Свое выступление в библиотеке Маяковского Деги начал с просьбы к Михаилу Яснову, поэту и переводчику его стихов на русский, повременить с чтением стихотворений, поскольку ему «намного интересней о них поговорить».

©  Аркадий Драгомощенко

Мишель Деги

Мишель Деги



И продолжил, что его поэтический опыт можно разделить на три периода. Наивный период доверчивости, затем феноменологический и — настоящий, период преклонного возраста (последовали строки Сен-Жона Перса: «Здравствуй, старость, это — мы»), который он бы назвал «палинодическим», не в значении отрицания предшествующего письма, но постоянного возвращения поэзии к самой себе, «перечтения» ее на новом витке. Улисс возвращается и снова отправляется в путь. И это — «новый бросок костей».

За ланчем в «Идиоте» я сказал Деги, что по мере его выступления с легкостью вычеркивал вопросы, которые намеревался задать после. Он в свою очередь напомнил о вопросе, заданном молодым человеком в самом конце выступления накануне. Вопрос был прост. Юноша спросил, неужели он, Мишель Деги, защищенный броней цитат и мировой культуры, никогда не испытывал сомнений, не переживал кризиса? На что Деги ответил, что 45 лет преподавания позволяют ему без труда продержаться два часа. Что же касается сомнений и кризиса, название его недавней книги говорит само за себя — DESOLATIO, «одиночество», «отчаяние».

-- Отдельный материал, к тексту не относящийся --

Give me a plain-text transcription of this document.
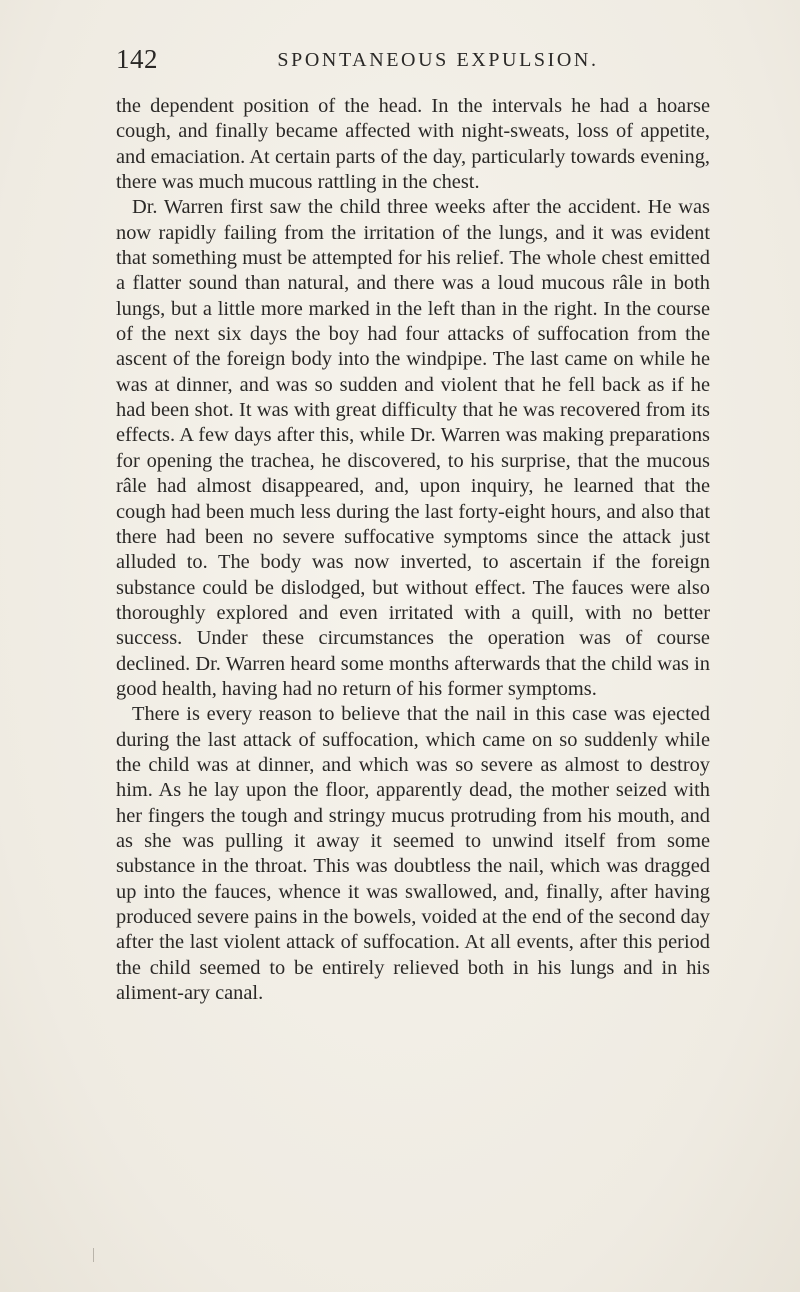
142	SPONTANEOUS EXPULSION.

the dependent position of the head. In the intervals he had a hoarse cough, and finally became affected with night-sweats, loss of appetite, and emaciation. At certain parts of the day, particularly towards evening, there was much mucous rattling in the chest.

Dr. Warren first saw the child three weeks after the accident. He was now rapidly failing from the irritation of the lungs, and it was evident that something must be attempted for his relief. The whole chest emitted a flatter sound than natural, and there was a loud mucous râle in both lungs, but a little more marked in the left than in the right. In the course of the next six days the boy had four attacks of suffocation from the ascent of the foreign body into the windpipe. The last came on while he was at dinner, and was so sudden and violent that he fell back as if he had been shot. It was with great difficulty that he was recovered from its effects. A few days after this, while Dr. Warren was making preparations for opening the trachea, he discovered, to his surprise, that the mucous râle had almost disappeared, and, upon inquiry, he learned that the cough had been much less during the last forty-eight hours, and also that there had been no severe suffocative symptoms since the attack just alluded to. The body was now inverted, to ascertain if the foreign substance could be dislodged, but without effect. The fauces were also thoroughly explored and even irritated with a quill, with no better success. Under these circumstances the operation was of course declined. Dr. Warren heard some months afterwards that the child was in good health, having had no return of his former symptoms.

There is every reason to believe that the nail in this case was ejected during the last attack of suffocation, which came on so suddenly while the child was at dinner, and which was so severe as almost to destroy him. As he lay upon the floor, apparently dead, the mother seized with her fingers the tough and stringy mucus protruding from his mouth, and as she was pulling it away it seemed to unwind itself from some substance in the throat. This was doubtless the nail, which was dragged up into the fauces, whence it was swallowed, and, finally, after having produced severe pains in the bowels, voided at the end of the second day after the last violent attack of suffocation. At all events, after this period the child seemed to be entirely relieved both in his lungs and in his aliment-ary canal.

Но дело в том, продолжил Деги, что горечи, разочарованию, сомнению, которые мы переживаем, всегда сопутствует предощущение счастья и веры, заключенных в языке, и что именно в языке горечь и разочарование обретают иные формы. Ну а если наступит пора, когда этого не произойдет… придется стреляться, добавил он.

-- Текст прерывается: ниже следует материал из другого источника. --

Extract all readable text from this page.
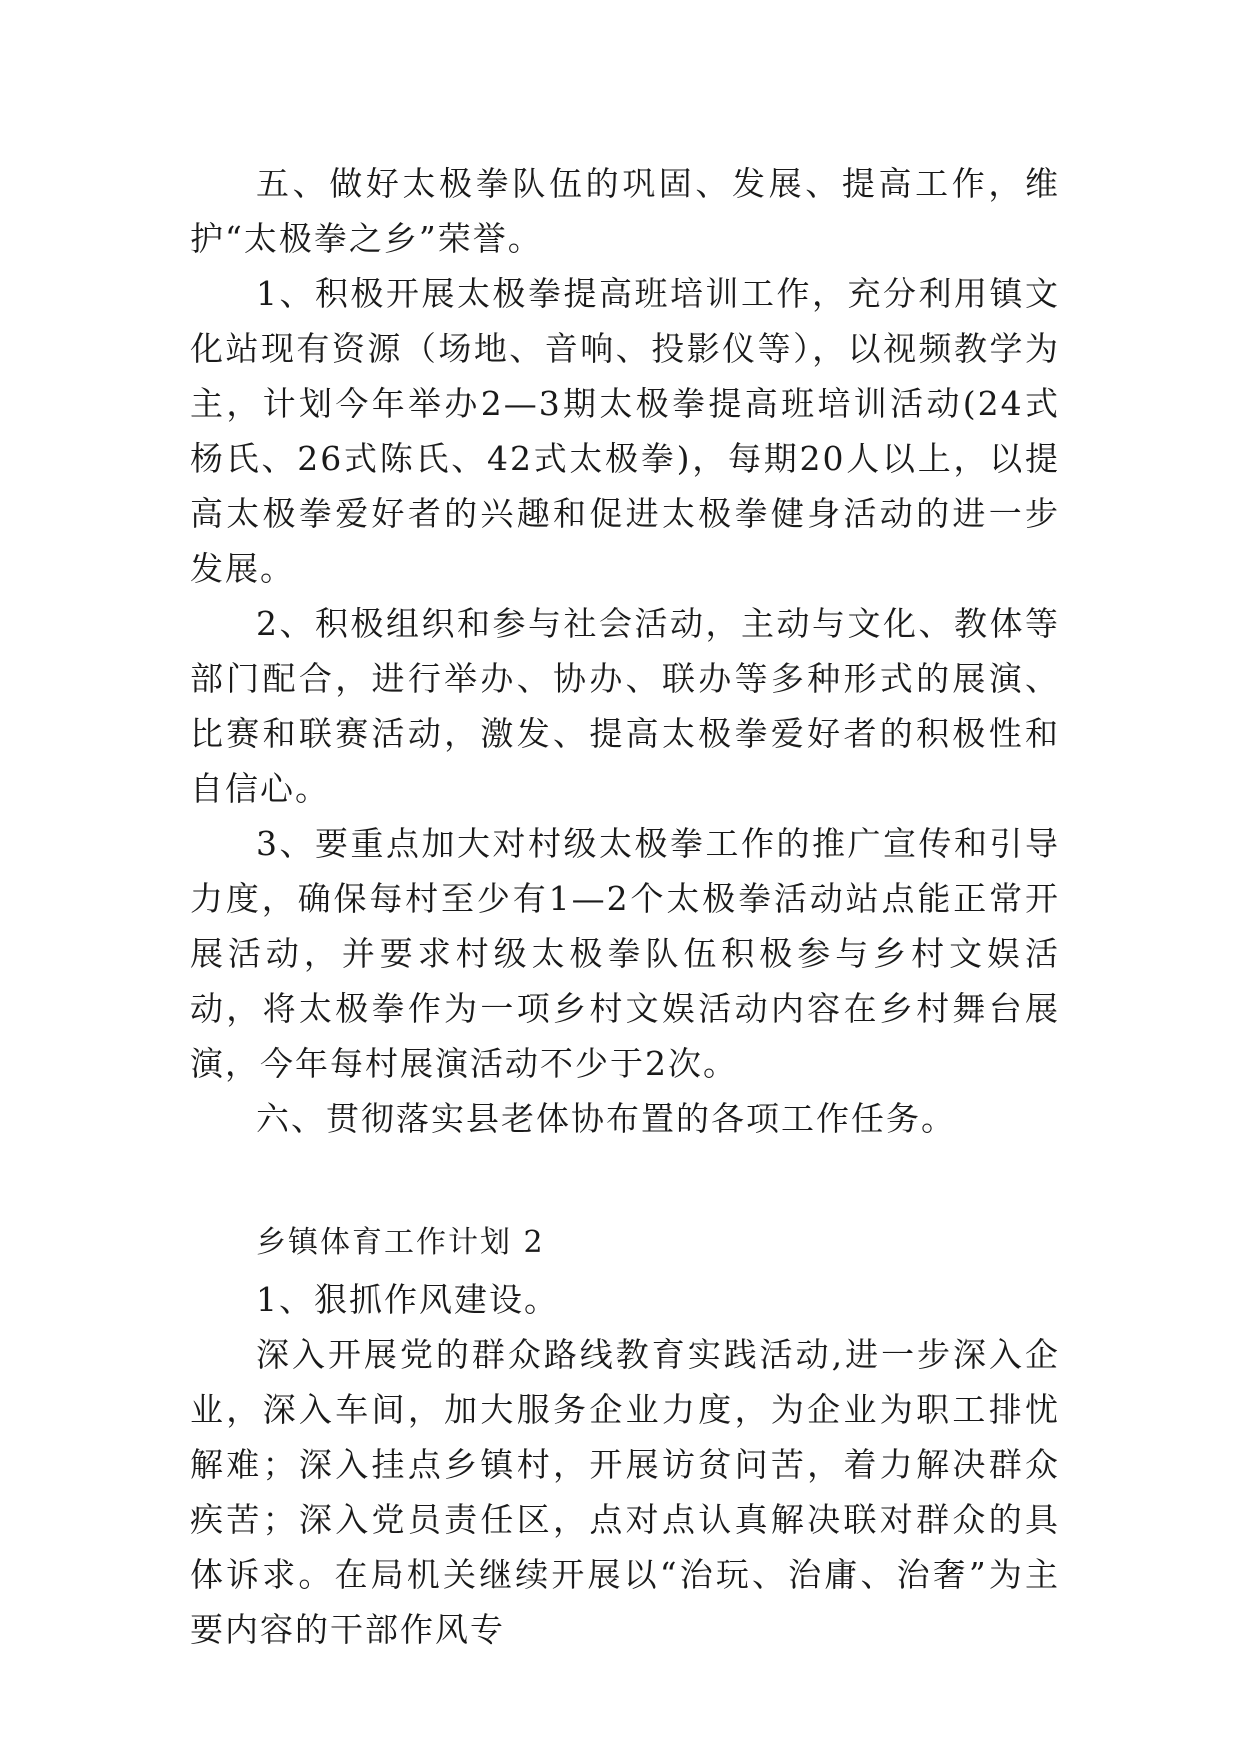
五、做好太极拳队伍的巩固、发展、提高工作，维护“太极拳之乡”荣誉。

1、积极开展太极拳提高班培训工作，充分利用镇文化站现有资源（场地、音响、投影仪等），以视频教学为主，计划今年举办2—3期太极拳提高班培训活动(24式杨氏、26式陈氏、42式太极拳)，每期20人以上，以提高太极拳爱好者的兴趣和促进太极拳健身活动的进一步发展。

2、积极组织和参与社会活动，主动与文化、教体等部门配合，进行举办、协办、联办等多种形式的展演、比赛和联赛活动，激发、提高太极拳爱好者的积极性和自信心。

3、要重点加大对村级太极拳工作的推广宣传和引导力度，确保每村至少有1—2个太极拳活动站点能正常开展活动，并要求村级太极拳队伍积极参与乡村文娱活动，将太极拳作为一项乡村文娱活动内容在乡村舞台展演，今年每村展演活动不少于2次。

六、贯彻落实县老体协布置的各项工作任务。

乡镇体育工作计划 2

1、狠抓作风建设。

深入开展党的群众路线教育实践活动,进一步深入企业，深入车间，加大服务企业力度，为企业为职工排忧解难；深入挂点乡镇村，开展访贫问苦，着力解决群众疾苦；深入党员责任区，点对点认真解决联对群众的具体诉求。在局机关继续开展以“治玩、治庸、治奢”为主要内容的干部作风专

В 1995 году Мишель Деги пишет книгу A ce qui n’en finit pas: thrène, посвященную умершей жене. Примечательно, что он не включает эту книгу в свой третий по счету том престижной серии Poésie / Gallimard. По мнению критики, он не хотел, чтобы эта книга была «среди чужих слов», — Понжа, Аполлинера, Рене Шара…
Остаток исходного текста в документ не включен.